See Raffel et al. (2019): “To facilitate future work on transfer learning for NLP, we release our data set, pre-trained models, and code.”
As an aside, Shelvane (2022, p. 42) noted that AI21 Labs previously “trained a GPT-2-like model and bowed to OpenAI’s [GPT-2] release schedule, even though they did not agree that the risks of GPT-2 warranted this. This was out of ‘respect for our colleagues who have thought hard about these issues.’” AI21 Labs has since collaborated with OpenAI on "Best Practices for Deploying Language Models."
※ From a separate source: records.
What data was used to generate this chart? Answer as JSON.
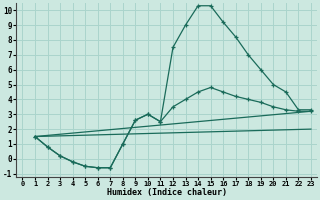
{
  "xlabel": "Humidex (Indice chaleur)",
  "background_color": "#cce8e0",
  "grid_color": "#aad4cc",
  "line_color": "#1a6b5a",
  "xlim": [
    -0.5,
    23.5
  ],
  "ylim": [
    -1.2,
    10.5
  ],
  "xticks": [
    0,
    1,
    2,
    3,
    4,
    5,
    6,
    7,
    8,
    9,
    10,
    11,
    12,
    13,
    14,
    15,
    16,
    17,
    18,
    19,
    20,
    21,
    22,
    23
  ],
  "yticks": [
    -1,
    0,
    1,
    2,
    3,
    4,
    5,
    6,
    7,
    8,
    9,
    10
  ],
  "line1_x": [
    1,
    2,
    3,
    4,
    5,
    6,
    7,
    8,
    9,
    10,
    11,
    12,
    13,
    14,
    15,
    16,
    17,
    18,
    19,
    20,
    21,
    22,
    23
  ],
  "line1_y": [
    1.5,
    0.8,
    0.2,
    -0.2,
    -0.5,
    -0.6,
    -0.6,
    1.0,
    2.6,
    3.0,
    2.5,
    7.5,
    9.0,
    10.3,
    10.3,
    9.2,
    8.2,
    7.0,
    6.0,
    5.0,
    4.5,
    3.3,
    3.3
  ],
  "line2_x": [
    1,
    2,
    3,
    4,
    5,
    6,
    7,
    8,
    9,
    10,
    11,
    12,
    13,
    14,
    15,
    16,
    17,
    18,
    19,
    20,
    21,
    22,
    23
  ],
  "line2_y": [
    1.5,
    0.8,
    0.2,
    -0.2,
    -0.5,
    -0.6,
    -0.6,
    1.0,
    2.6,
    3.0,
    2.5,
    3.5,
    4.0,
    4.5,
    4.8,
    4.5,
    4.2,
    4.0,
    3.8,
    3.5,
    3.3,
    3.2,
    3.2
  ],
  "line3_x": [
    1,
    23
  ],
  "line3_y": [
    1.5,
    3.2
  ],
  "line4_x": [
    1,
    23
  ],
  "line4_y": [
    1.5,
    2.0
  ]
}
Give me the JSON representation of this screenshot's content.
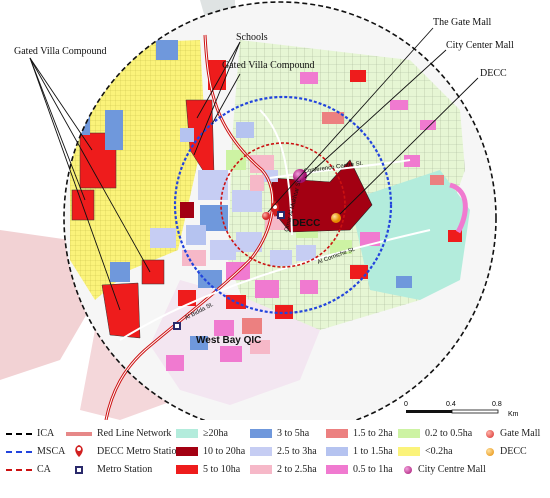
{
  "annotations": {
    "gated_villa_left": "Gated Villa Compound",
    "schools": "Schools",
    "gated_villa_mid": "Gated Villa Compound",
    "gate_mall": "The Gate Mall",
    "city_center_mall": "City Center Mall",
    "decc": "DECC",
    "decc_site": "DECC",
    "west_bay": "West Bay QIC"
  },
  "streets": {
    "conference": "Conference Centre St.",
    "omar_mukhtar": "Omar Al Mukhtar St.",
    "al_bidda": "Al Bidda St.",
    "al_corniche": "Al Corniche St."
  },
  "scale": {
    "ticks": [
      "0",
      "0.4",
      "0.8"
    ],
    "unit": "Km"
  },
  "legend": {
    "ica": "ICA",
    "msca": "MSCA",
    "ca": "CA",
    "red_line": "Red Line Network",
    "decc_metro": "DECC Metro Station",
    "metro": "Metro Station",
    "c_ge20": "≥20ha",
    "c_10_20": "10 to 20ha",
    "c_5_10": "5 to 10ha",
    "c_3_5": "3 to 5ha",
    "c_25_3": "2.5 to 3ha",
    "c_2_25": "2 to 2.5ha",
    "c_15_2": "1.5 to 2ha",
    "c_1_15": "1 to 1.5ha",
    "c_05_1": "0.5 to 1ha",
    "c_02_05": "0.2 to 0.5ha",
    "c_lt02": "<0.2ha",
    "gate_mall": "Gate Mall",
    "decc": "DECC",
    "city_centre": "City Centre Mall"
  },
  "colors": {
    "ge20": "#b3ecdc",
    "c10_20": "#a30012",
    "c5_10": "#ee1c1c",
    "c3_5": "#6f98dc",
    "c25_3": "#c6cdf3",
    "c2_25": "#f6b8c8",
    "c15_2": "#ec8080",
    "c1_15": "#b5c3f0",
    "c05_1": "#f07ad0",
    "c02_05": "#cdf3a3",
    "lt02": "#fbf37a",
    "ica": "#000000",
    "msca": "#2244dd",
    "ca": "#cc1111",
    "red_line": "#cc1111",
    "gate_mall_dot": "#e23b3b",
    "decc_dot": "#f29a1d",
    "city_centre_dot": "#c2148a"
  }
}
The choice of top three is a somewhat arbitrary number for the sake of concreteness—I’m not sure what the best threshold is, but three seems like a reasonable number to hedge between one actor getting far ahead vs. many actors keeping up with each other.
See e.g. https://en.wikipedia.org/wiki/Hyperparameter_optimization#Grid_search
See Brown et al. (2020, p. 9): “As found in [KMH+20, MKAT18], larger models can typically use a larger batch size, but require a smaller learning rate. We measure the gradient noise scale during training and use it to guide our choice of batch size [MKAT18].”
I started with a prior based on my intuition of 35% (90% CI: 10% to 80%). I interpreted the expert’s view as 10% (90% CI: 1% to 30%). I then weighted the expert’s view to my own at 3:1 (taking a weighted average of the central estimate and each bound individually).
This is based on my own experience with machine learning, and reading various machine learning papers.